4b) Write the formula that describes the expected change in brain weight for a small change in body weight, according to the fitted regression.

5a) Suppose we would like to forecast the log-GDP of the United States. We are debating whether to use a linear-trend model or a simple auto-regressive (i.e., an AR(1)) model. How could we decide which model is more appropriate?
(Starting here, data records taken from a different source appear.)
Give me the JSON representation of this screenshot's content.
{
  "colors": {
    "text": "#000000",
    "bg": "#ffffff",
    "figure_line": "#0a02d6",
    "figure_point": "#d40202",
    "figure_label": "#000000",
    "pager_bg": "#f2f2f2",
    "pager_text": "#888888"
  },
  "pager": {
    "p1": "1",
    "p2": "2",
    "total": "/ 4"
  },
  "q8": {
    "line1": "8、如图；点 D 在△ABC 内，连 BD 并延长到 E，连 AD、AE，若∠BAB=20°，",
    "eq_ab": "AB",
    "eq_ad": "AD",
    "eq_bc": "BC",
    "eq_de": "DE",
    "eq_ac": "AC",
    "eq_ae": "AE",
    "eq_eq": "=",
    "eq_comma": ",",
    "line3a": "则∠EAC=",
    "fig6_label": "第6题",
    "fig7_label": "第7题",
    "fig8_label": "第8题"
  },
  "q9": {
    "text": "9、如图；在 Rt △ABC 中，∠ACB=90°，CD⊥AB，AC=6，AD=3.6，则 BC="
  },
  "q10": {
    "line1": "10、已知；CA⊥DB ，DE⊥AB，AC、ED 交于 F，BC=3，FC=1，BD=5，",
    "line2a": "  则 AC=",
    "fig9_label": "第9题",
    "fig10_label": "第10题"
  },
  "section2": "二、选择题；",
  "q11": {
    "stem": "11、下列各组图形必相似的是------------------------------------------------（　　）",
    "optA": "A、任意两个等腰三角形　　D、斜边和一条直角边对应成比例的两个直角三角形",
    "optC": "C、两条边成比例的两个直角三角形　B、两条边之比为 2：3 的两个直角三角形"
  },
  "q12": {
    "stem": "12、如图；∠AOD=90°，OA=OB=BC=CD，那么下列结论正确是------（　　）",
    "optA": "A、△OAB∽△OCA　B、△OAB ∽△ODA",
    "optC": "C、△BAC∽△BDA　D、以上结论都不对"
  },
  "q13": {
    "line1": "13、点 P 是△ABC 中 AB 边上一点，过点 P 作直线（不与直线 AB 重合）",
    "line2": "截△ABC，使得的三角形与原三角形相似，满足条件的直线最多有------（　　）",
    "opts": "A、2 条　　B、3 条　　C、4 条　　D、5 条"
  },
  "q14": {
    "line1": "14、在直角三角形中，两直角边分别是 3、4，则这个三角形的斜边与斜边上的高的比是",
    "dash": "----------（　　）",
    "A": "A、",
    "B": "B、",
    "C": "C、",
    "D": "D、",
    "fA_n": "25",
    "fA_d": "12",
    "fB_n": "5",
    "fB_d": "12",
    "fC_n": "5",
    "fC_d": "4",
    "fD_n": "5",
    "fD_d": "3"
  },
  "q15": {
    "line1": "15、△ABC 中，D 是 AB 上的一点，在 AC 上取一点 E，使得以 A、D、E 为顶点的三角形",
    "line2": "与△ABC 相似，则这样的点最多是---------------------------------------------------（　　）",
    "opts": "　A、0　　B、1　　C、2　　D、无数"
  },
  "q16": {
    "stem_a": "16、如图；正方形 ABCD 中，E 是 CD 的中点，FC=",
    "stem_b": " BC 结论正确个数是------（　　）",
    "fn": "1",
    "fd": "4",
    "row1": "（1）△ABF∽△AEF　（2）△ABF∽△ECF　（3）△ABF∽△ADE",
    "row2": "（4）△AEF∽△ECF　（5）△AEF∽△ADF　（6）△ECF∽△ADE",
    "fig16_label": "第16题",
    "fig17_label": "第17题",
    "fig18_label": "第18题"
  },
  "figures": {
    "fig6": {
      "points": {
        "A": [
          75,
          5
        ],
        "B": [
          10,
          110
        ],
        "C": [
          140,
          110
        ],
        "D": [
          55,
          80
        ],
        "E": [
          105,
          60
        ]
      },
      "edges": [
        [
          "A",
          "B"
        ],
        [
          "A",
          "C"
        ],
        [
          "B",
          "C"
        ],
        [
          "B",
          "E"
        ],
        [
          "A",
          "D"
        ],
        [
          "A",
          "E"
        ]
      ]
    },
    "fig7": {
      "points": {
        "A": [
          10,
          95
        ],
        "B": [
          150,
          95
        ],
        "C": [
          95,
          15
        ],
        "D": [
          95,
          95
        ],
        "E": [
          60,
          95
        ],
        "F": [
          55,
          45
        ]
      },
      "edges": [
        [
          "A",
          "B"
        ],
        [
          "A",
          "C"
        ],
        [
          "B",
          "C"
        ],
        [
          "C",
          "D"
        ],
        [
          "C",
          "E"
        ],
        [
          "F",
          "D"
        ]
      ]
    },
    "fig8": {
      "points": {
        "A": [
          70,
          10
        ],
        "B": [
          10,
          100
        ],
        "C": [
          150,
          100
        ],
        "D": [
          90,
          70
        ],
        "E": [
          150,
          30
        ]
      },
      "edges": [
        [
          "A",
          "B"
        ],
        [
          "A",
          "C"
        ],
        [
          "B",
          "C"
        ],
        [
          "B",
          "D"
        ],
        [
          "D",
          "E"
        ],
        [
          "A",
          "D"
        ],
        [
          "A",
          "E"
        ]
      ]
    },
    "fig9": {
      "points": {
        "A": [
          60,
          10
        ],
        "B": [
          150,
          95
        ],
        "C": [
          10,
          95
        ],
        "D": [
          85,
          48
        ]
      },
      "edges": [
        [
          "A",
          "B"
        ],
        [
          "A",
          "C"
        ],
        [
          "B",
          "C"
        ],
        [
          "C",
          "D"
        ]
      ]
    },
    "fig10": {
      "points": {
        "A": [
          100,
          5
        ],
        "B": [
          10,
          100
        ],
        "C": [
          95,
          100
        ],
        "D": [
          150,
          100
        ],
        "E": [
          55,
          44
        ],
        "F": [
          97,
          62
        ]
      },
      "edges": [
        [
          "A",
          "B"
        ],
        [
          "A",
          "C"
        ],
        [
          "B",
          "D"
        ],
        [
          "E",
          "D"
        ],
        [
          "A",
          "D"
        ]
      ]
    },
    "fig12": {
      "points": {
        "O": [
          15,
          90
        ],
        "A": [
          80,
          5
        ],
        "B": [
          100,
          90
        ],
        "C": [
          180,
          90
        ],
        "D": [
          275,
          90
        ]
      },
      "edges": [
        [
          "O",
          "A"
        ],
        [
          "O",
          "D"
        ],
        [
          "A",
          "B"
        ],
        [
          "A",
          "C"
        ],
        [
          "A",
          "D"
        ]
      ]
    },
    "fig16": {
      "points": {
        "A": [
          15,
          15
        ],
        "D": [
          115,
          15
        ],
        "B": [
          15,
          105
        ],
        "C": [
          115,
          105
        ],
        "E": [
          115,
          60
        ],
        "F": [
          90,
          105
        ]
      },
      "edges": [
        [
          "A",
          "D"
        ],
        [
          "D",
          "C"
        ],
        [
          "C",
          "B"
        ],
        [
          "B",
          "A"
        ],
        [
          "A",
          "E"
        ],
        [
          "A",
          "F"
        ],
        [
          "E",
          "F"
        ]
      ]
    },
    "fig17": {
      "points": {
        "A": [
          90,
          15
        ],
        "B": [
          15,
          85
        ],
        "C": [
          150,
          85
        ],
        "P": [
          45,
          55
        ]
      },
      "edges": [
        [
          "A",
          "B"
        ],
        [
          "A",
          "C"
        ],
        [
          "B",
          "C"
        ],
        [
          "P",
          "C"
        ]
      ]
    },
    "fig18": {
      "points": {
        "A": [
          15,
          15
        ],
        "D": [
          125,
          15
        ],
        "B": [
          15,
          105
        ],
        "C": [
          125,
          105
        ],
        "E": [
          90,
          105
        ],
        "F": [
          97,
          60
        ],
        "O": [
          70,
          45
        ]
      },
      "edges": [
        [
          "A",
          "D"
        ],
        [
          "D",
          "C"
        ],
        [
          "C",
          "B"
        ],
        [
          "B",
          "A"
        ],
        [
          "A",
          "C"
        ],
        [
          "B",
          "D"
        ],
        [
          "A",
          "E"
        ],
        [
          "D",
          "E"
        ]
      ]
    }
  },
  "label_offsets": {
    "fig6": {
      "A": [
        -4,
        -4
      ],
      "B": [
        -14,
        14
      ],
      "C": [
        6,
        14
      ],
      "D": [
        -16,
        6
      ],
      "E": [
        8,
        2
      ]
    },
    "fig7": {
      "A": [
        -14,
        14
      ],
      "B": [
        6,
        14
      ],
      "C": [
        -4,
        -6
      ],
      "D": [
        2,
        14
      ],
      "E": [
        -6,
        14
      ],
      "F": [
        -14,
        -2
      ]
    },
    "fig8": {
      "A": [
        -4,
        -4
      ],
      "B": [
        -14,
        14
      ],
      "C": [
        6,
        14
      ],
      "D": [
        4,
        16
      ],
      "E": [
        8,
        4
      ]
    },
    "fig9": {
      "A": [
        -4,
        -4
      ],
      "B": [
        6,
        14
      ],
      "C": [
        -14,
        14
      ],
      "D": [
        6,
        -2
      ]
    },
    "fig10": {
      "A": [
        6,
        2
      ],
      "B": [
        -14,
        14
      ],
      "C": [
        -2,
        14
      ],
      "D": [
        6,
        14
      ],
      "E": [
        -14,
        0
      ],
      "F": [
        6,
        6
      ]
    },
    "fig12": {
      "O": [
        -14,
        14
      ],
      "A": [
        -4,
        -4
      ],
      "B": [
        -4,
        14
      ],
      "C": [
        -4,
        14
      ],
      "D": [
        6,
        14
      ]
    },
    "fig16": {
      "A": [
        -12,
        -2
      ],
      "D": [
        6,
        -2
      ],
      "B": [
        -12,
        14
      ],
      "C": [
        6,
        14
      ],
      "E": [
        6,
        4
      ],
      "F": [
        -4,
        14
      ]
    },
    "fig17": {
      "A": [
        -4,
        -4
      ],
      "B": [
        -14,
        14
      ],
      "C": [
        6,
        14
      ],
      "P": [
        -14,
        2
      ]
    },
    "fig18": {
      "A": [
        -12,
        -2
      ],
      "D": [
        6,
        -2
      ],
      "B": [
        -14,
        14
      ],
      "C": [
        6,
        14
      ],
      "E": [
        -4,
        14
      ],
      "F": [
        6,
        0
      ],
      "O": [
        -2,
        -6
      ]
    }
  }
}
5b) Suppose instead we decide to use an ARIMA(1,1,0) model. The code below estimates the ARIMA(1,1,0) model on monthly US GDP data for the 287 months ending on November 2018. Using the data below and the fitted ARIMA(1,1,0) model, what is the predicted GDP in December 2018? (Hint: not the log GDP)

```
Date lnGDP
2018-08-01 9.810481
2018-09-01 9.815965
2018-10-01 9.826152
2018-11-01 9.834753
```

`lmSumm(lm(diff(lnGDP)~back(diff(lnGDP))))`

```
Coefficients:
Estimate Std Error t value p value
(Intercept) 0.005 0.0006724 7.44 0
back(diff(lnGDP)) 0.360 0.0553200 6.51 0
```

6a) The complexity parameter (\(\lambda\)) in the LASSO model is usually determined by k-fold cross validation. What is k-fold cross validation? (Hint: one way to answer this question is to provide suedo-code that outlines the steps of k-fold cross validation.)

6b) Why does it make sense to standardized the \(X\) variables (i.e., scale each \(X_j\) variable to that it has unit variance) before using those variables in a LASSO model?